Pompeii
There is SO much to say about Pompeii, my blog would be 300 pages long so some of my observations are listed below.
- Our guide was great! He told us so many things and he was really informative and FUN! Not like the other guides we saw who were reading from a script. He knew so much because he was an archeologist and worked at Pompeii on the digs when he was a student.
- His name was Marcello and he was arranged for us by Gaetano Manfredi at Pompeii Tour Guide.
- Thank you also to Valerie Sewell at Travel Square One in Denver for helping us find the guide!
- We were there during the low season so we did not have to deal with crowds. Our guide said usually going into the large sauna is like a gladiator fight to get in. We were all alone in there!
- There were three rooms. The entry which was like a locker room and a cold pool to clean before going in the other rooms.
- The warm room
- The HOT room with a pool that was not safe to actually go in because the water was only emptied about one time a week and there were diseases in it!
- The walls and floor were double layered so it had radiant heating.
- The large cold water basin in the hottest room was donated by a man who was running for political office. He had his name carved into the side so people would remember who donated it.
- The rooms were kept hot by fires outside that were kept going 24/7 by slaves. The hot air was pumped in and it kept the rooms really warm.
- Way bigger than expected!
- Roads very narrow.
- The roads were used so much that there were actually ruts carved into the hard stone by Roman chariot wheels.
- The wheels were 4 foot, 8.5 inches apart, same as US trains today!
- The roads were made of the hardest dark stone but they had small pieces of white stone inlaid so that they would reflect the moonlight and you could see the road to navigate at night.
- There were HUGE stepping stone at intersections that were about 12 inches tall. Carts could drive with their wheels on either side and their carriage over them and people could use them to cross the streets without stepping in the raw sewage and other filth.
- Older style of construction than I expected.
- 2 mayors, one elected and they had to work together
- One by aristocrats
- One by working class
- Thousands of artifacts
- Artifacts sitting in a shed because the museum is full
- The city is very complete because Vesuvius preserved it
- Thousand of frescos, most in nearly perfect condition
- The tile mosaics are the most complex I have ever seen
- seen many of mosaics but did not know they were there
- The fresco of Alexander the Great that I have seen so much but did not realize it was there. This is made of micro tiles. They were TINY. Like, smaller than a pencil eraser and the entire things was HUGE!
- (Top Photo from By Berthold Werner, CC BY-SA 3.0, https://commons.wikimedia.org/w/index.php?curid=32224321)
- The streets had no names.
- You would meet or give directions using the carved fountains. For example, meet me at the bull fountain.
- There were over 80 fountains but no two were the same!
- The city is less precisely organized than expected. I expected each street to be named and buildings numbered.
- They had running water!
- 93-mile long aqueduct
- Some places in the U.S. are without running water.
- The amphitheater is actually older than the Collesium in Rome!
- When it was a busy city, the sea was right along the side of the city wall. Due to the eruption, there is now 2 miles of new land to the sea is 2 miles from Pompeii.
- Vesuvius used t be 9000 feet tall but during the explosion, it is now less than 3000 feet.
- The big explosion was around 79AD.
- There were about 15,000 people living in Pompeii at the time of the explosion.
- All the houses were made in the same layout. A central atrium with a water collection pool surrounded by private rooms with other rooms like the kitchen outside those. There was a sun terrace for meals and the garden was within the walls of the home.
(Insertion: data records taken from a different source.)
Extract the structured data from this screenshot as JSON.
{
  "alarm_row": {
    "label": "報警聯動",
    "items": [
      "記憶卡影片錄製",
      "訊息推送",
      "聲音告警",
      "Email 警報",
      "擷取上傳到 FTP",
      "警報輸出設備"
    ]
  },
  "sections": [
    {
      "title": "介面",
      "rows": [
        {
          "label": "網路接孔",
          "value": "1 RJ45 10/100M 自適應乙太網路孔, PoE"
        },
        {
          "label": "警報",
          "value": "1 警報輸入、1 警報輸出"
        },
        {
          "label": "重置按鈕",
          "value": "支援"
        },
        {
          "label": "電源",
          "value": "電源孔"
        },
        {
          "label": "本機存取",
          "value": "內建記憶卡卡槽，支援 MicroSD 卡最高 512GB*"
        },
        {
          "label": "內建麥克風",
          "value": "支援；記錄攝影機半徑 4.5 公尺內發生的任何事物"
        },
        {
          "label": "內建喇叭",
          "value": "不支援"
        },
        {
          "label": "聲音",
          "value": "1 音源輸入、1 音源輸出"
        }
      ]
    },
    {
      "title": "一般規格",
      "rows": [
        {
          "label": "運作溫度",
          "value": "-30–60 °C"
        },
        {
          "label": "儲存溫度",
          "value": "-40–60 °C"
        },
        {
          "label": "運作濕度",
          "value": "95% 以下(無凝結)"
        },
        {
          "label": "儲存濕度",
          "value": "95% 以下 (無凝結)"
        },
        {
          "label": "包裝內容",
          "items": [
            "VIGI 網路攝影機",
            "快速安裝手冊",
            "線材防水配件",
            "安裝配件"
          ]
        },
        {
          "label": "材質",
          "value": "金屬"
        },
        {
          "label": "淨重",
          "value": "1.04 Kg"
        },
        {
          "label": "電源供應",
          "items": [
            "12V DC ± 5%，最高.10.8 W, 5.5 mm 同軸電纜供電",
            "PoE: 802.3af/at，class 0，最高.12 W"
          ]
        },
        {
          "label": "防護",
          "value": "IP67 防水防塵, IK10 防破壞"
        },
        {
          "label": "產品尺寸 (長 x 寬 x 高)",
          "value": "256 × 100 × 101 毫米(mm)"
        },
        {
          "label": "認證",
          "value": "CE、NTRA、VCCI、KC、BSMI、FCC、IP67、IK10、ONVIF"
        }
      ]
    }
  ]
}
- Stores all had a similar layout. They were usually small with a folding wooden door that could be closed along a track to secure it when it was closed.
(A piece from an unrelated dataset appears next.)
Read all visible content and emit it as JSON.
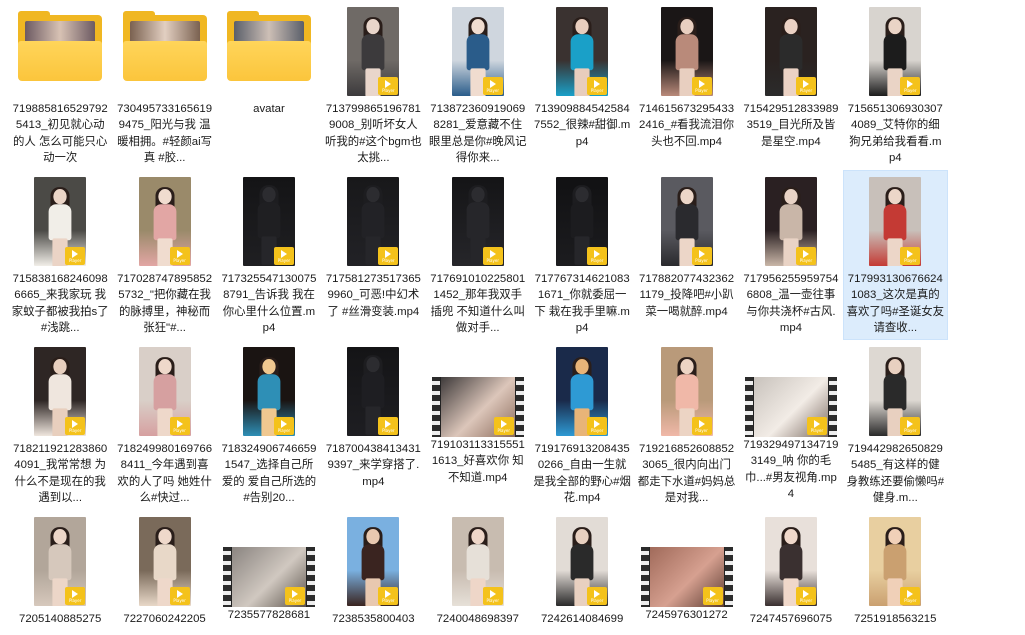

- They had running water in most of the buildings. They used lead pipes which were not poisonous because there were so many minerals in the water that the calcium coated the inside of the pipes and the lead did not seep into the water.
- There were fast food restaurants!
- They had large jars set into the counters in some of the stalls. They kept food warm so it could be sold fast and hot. These were called Thermopoliums.
As has become tradition for us, we stayed until they were closing and the employees told us we had to leave! Here are some of my other photos!
Wow, awesome description. Makes me want to go there NOW. Love the pictures too. Great job.
Rhys, you did a wonderful job describing and photographing Pompeii. It is one of the favorite places I visited when I was in Europe in the mid 1980s. I still remember those stepping stones in the street and why they had to be there. I always imagined that it must have smelled horrific back then in any city! But Pompeii seemed so amazingly advanced for its time, and I loved seeing it. Looks like you did, too.